Honestly the desire to do so was a knee jerk reaction to the angst of learning more people than I anticipated are reading my shoddy source :).

I'll rewrite it in due time, but not before it is provably better.

asmello commented 2 months ago

Releasing work under such a permissive model is akin to giving it away, of sorts. It becomes a communal project.

That's only partially true. You hold the keys to this repository and the crates.io entry, so that makes you the de facto lead of this project (not to mention you're still the main contributor/maintainer, so morally your opinion matters the most). The license means anyone can fork the code, but that'd result in a different crate.

In fact, if you PR yourself in as an author/contributor in the Cargo.toml, I'd appreciate it. Or pass me the details and I'll add it. Same goes for you @wngr (sorry for the ping if you aren't interested).

I'll submit a PR to add myself as an author then. Oliver is probably not checking emails/notifications currently, but I think we can add him too.

chanced commented 2 months ago

That's only partially true. You hold the keys to this repository and the crates.io entry, so that makes you the de facto lead of this project (not to mention you're still the main contributor/maintainer, so morally your opinion matters the most).

Understood. I didn't mean to make it seem like I was trying to skirt responsibility or anything. I just meant that I don't want to make sweeping changes which could have adverse consequences to others without at least trying to consult with those I am aware of.

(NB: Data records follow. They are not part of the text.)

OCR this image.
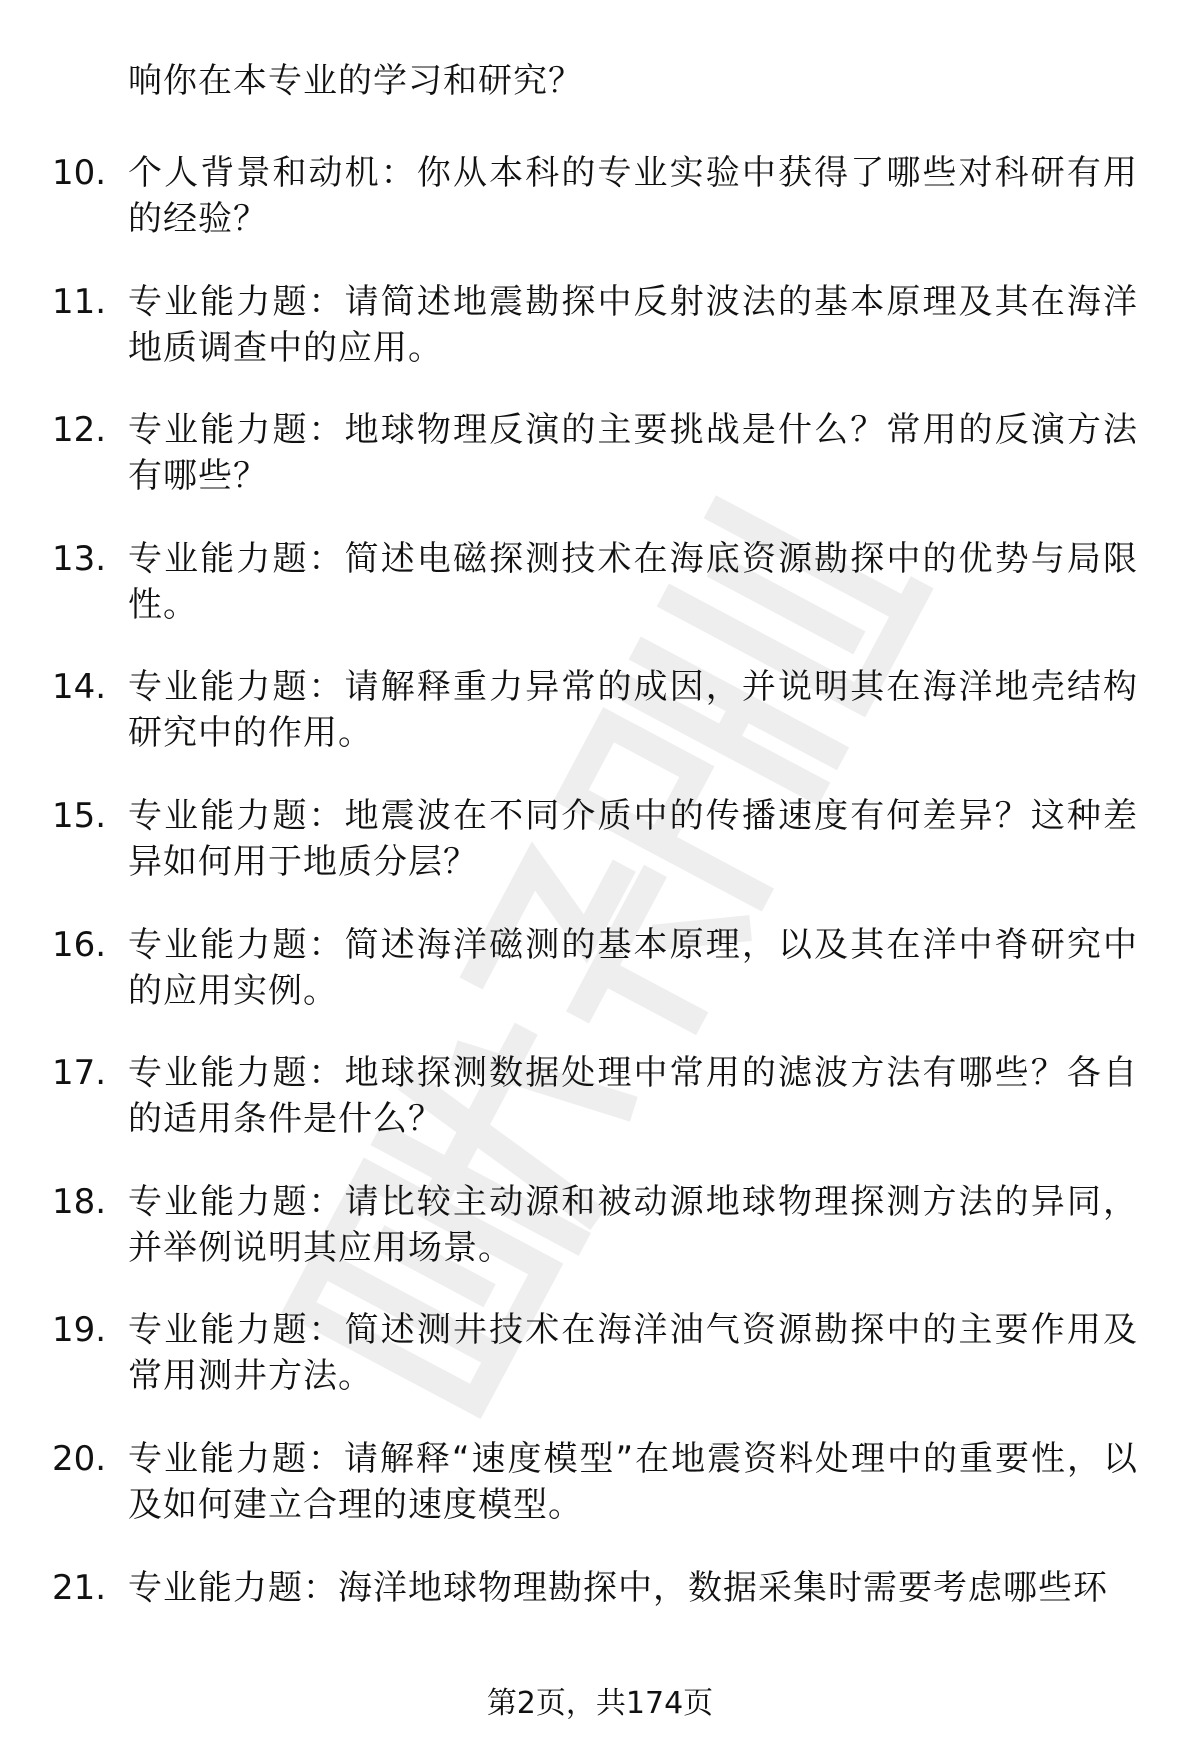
响你在本专业的学习和研究？
10. 个人背景和动机：你从本科的专业实验中获得了哪些对科研有用的经验？
11. 专业能力题：请简述地震勘探中反射波法的基本原理及其在海洋地质调查中的应用。
12. 专业能力题：地球物理反演的主要挑战是什么？常用的反演方法有哪些？
13. 专业能力题：简述电磁探测技术在海底资源勘探中的优势与局限性。
14. 专业能力题：请解释重力异常的成因，并说明其在海洋地壳结构研究中的作用。
15. 专业能力题：地震波在不同介质中的传播速度有何差异？这种差异如何用于地质分层？
16. 专业能力题：简述海洋磁测的基本原理，以及其在洋中脊研究中的应用实例。
17. 专业能力题：地球探测数据处理中常用的滤波方法有哪些？各自的适用条件是什么？
18. 专业能力题：请比较主动源和被动源地球物理探测方法的异同，并举例说明其应用场景。
19. 专业能力题：简述测井技术在海洋油气资源勘探中的主要作用及常用测井方法。
20. 专业能力题：请解释“速度模型”在地震资料处理中的重要性，以及如何建立合理的速度模型。
21. 专业能力题：海洋地球物理勘探中，数据采集时需要考虑哪些环
第2页，共174页
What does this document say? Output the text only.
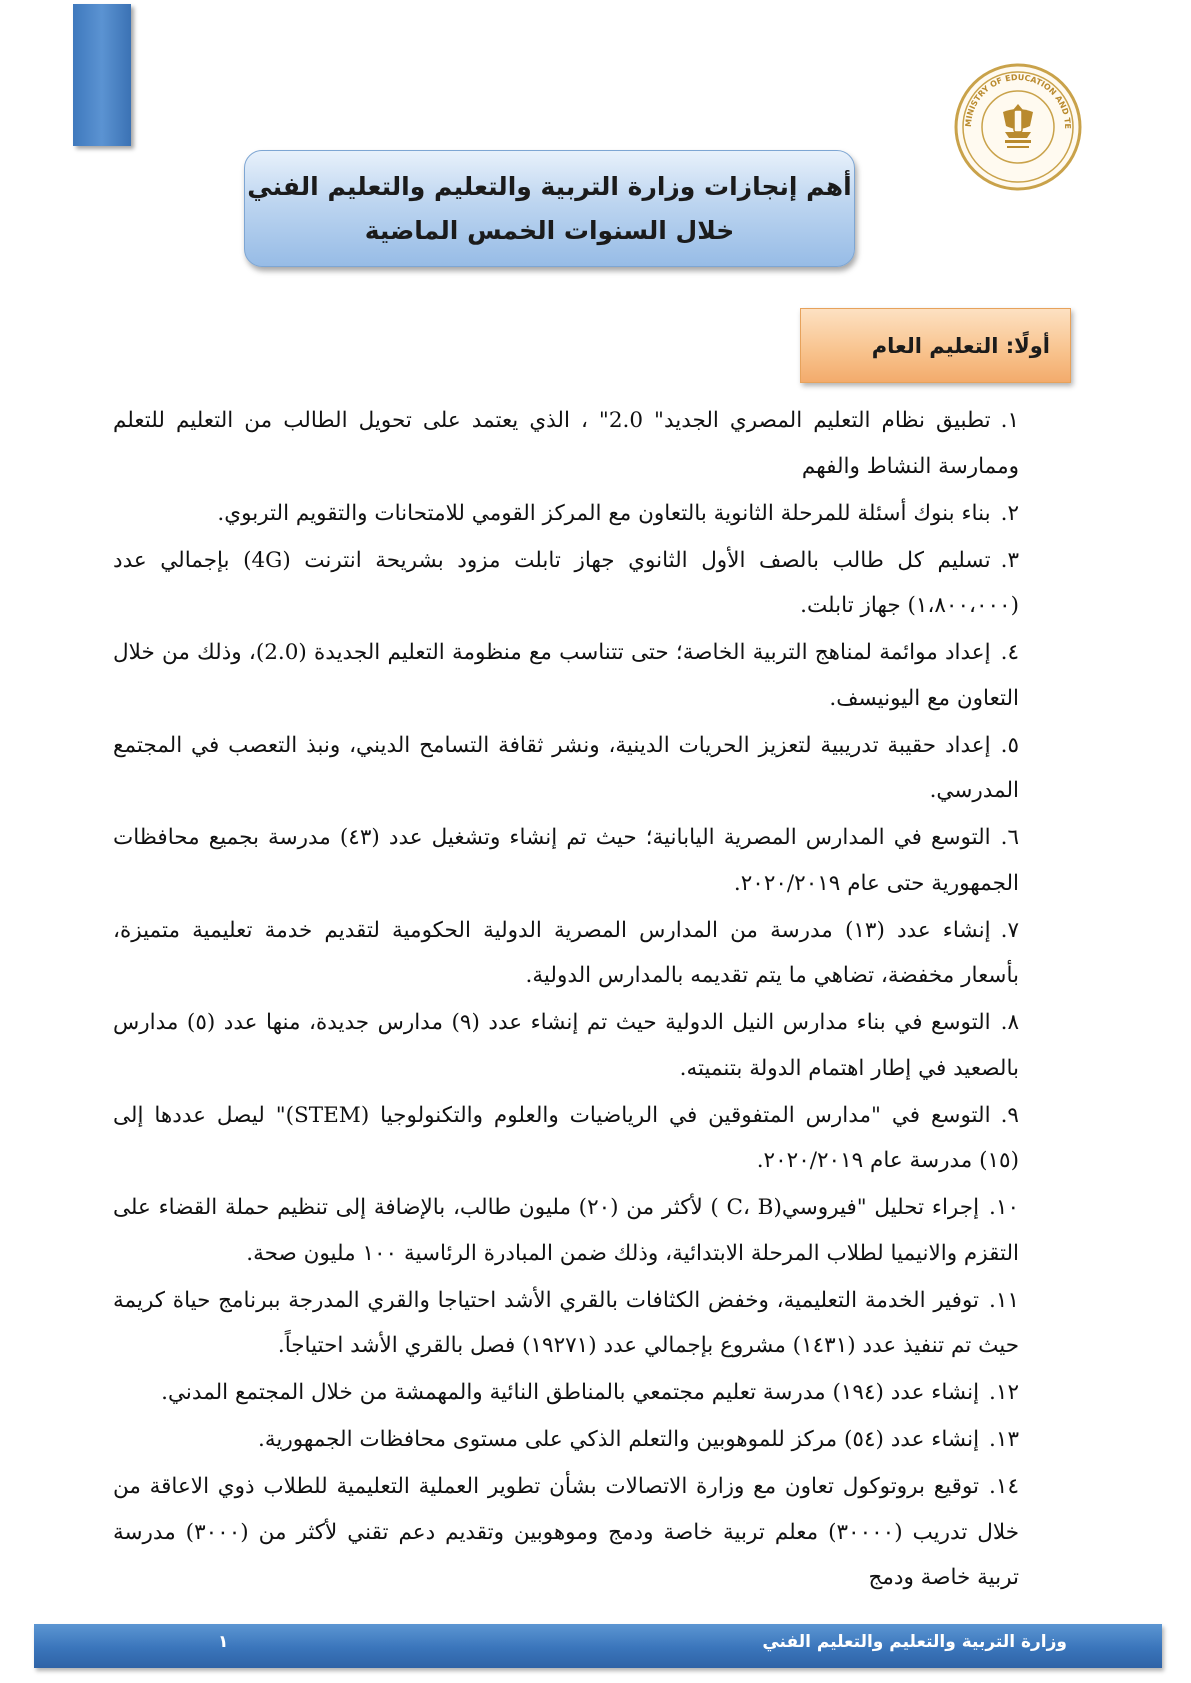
MINISTRY OF EDUCATION AND TE
أهم إنجازات وزارة التربية والتعليم والتعليم الفني
خلال السنوات الخمس الماضية
أولًا: التعليم العام
١.تطبيق نظام التعليم المصري الجديد" 2.0" ، الذي يعتمد على تحويل الطالب من التعليم للتعلم وممارسة النشاط والفهم
٢.بناء بنوك أسئلة للمرحلة الثانوية بالتعاون مع المركز القومي للامتحانات والتقويم التربوي.
٣.تسليم كل طالب بالصف الأول الثانوي جهاز تابلت مزود بشريحة انترنت (4G) بإجمالي عدد (١،٨٠٠،٠٠٠) جهاز تابلت.
٤.إعداد موائمة لمناهج التربية الخاصة؛ حتى تتناسب مع منظومة التعليم الجديدة (2.0)، وذلك من خلال التعاون مع اليونيسف.
٥.إعداد حقيبة تدريبية لتعزيز الحريات الدينية، ونشر ثقافة التسامح الديني، ونبذ التعصب في المجتمع المدرسي.
٦.التوسع في المدارس المصرية اليابانية؛ حيث تم إنشاء وتشغيل عدد (٤٣) مدرسة بجميع محافظات الجمهورية حتى عام ٢٠٢٠/٢٠١٩.
٧.إنشاء عدد (١٣) مدرسة من المدارس المصرية الدولية الحكومية لتقديم خدمة تعليمية متميزة، بأسعار مخفضة، تضاهي ما يتم تقديمه بالمدارس الدولية.
٨.التوسع في بناء مدارس النيل الدولية حيث تم إنشاء عدد (٩) مدارس جديدة، منها عدد (٥) مدارس بالصعيد في إطار اهتمام الدولة بتنميته.
٩.التوسع في "مدارس المتفوقين في الرياضيات والعلوم والتكنولوجيا (STEM)" ليصل عددها إلى (١٥) مدرسة عام ٢٠٢٠/٢٠١٩.
١٠.إجراء تحليل "فيروسي(C، B ) لأكثر من (٢٠) مليون طالب، بالإضافة إلى تنظيم حملة القضاء على التقزم والانيميا لطلاب المرحلة الابتدائية، وذلك ضمن المبادرة الرئاسية ١٠٠ مليون صحة.
١١.توفير الخدمة التعليمية، وخفض الكثافات بالقري الأشد احتياجا والقري المدرجة ببرنامج حياة كريمة حيث تم تنفيذ عدد (١٤٣١) مشروع بإجمالي عدد (١٩٢٧١) فصل بالقري الأشد احتياجاً.
١٢.إنشاء عدد (١٩٤) مدرسة تعليم مجتمعي بالمناطق النائية والمهمشة من خلال المجتمع المدني.
١٣.إنشاء عدد (٥٤) مركز للموهوبين والتعلم الذكي على مستوى محافظات الجمهورية.
١٤.توقيع بروتوكول تعاون مع وزارة الاتصالات بشأن تطوير العملية التعليمية للطلاب ذوي الاعاقة من خلال تدريب (٣٠٠٠٠) معلم تربية خاصة ودمج وموهوبين وتقديم دعم تقني لأكثر من (٣٠٠٠) مدرسة تربية خاصة ودمج
١	وزارة التربية والتعليم والتعليم الفني
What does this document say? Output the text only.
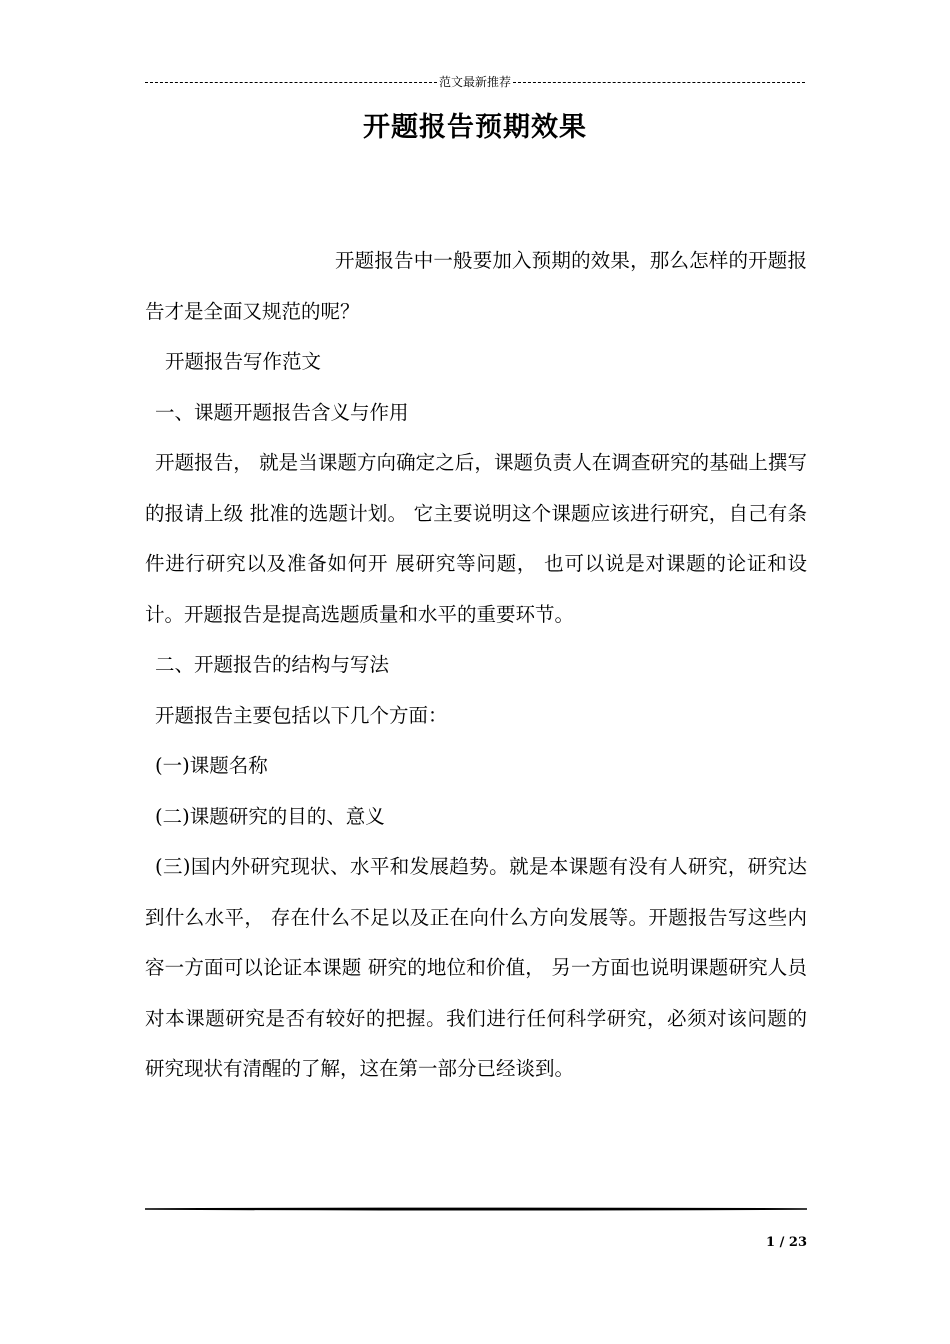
范文最新推荐
开题报告预期效果

开题报告中一般要加入预期的效果，那么怎样的开题报告才是全面又规范的呢？

开题报告写作范文

一、课题开题报告含义与作用

开题报告， 就是当课题方向确定之后，课题负责人在调查研究的基础上撰写的报请上级 批准的选题计划。 它主要说明这个课题应该进行研究，自己有条件进行研究以及准备如何开 展研究等问题， 也可以说是对课题的论证和设计。开题报告是提高选题质量和水平的重要环节。

二、开题报告的结构与写法

开题报告主要包括以下几个方面：

(一)课题名称

(二)课题研究的目的、意义

(三)国内外研究现状、水平和发展趋势。就是本课题有没有人研究，研究达到什么水平， 存在什么不足以及正在向什么方向发展等。开题报告写这些内容一方面可以论证本课题 研究的地位和价值， 另一方面也说明课题研究人员对本课题研究是否有较好的把握。我们进行任何科学研究，必须对该问题的研究现状有清醒的了解，这在第一部分已经谈到。

1 / 23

There are plenty of projects where the primary takes ownership to heart. There's nothing wrong with that approach at all. I personally don't, is all.

asmello commented 2 months ago

Oh no, please don't take it that way. I didn't think you were trying to skirt responsibility or anything of the sort, just wanted to highlight how much agency you are entitled to here. You've built something awesome and although it makes sense to listen to others and accept contributions, the community will defer to you as the project's primary maintainer to make important decisions. It's not so much a matter of ownership but of respect and trust, that's what I meant.

chanced commented 2 months ago

Thanks.

chanced commented 2 months ago

@asmello is there any chance you would mind updating the CHANGELOG.md please. I'm sorry, I forgot to check for that.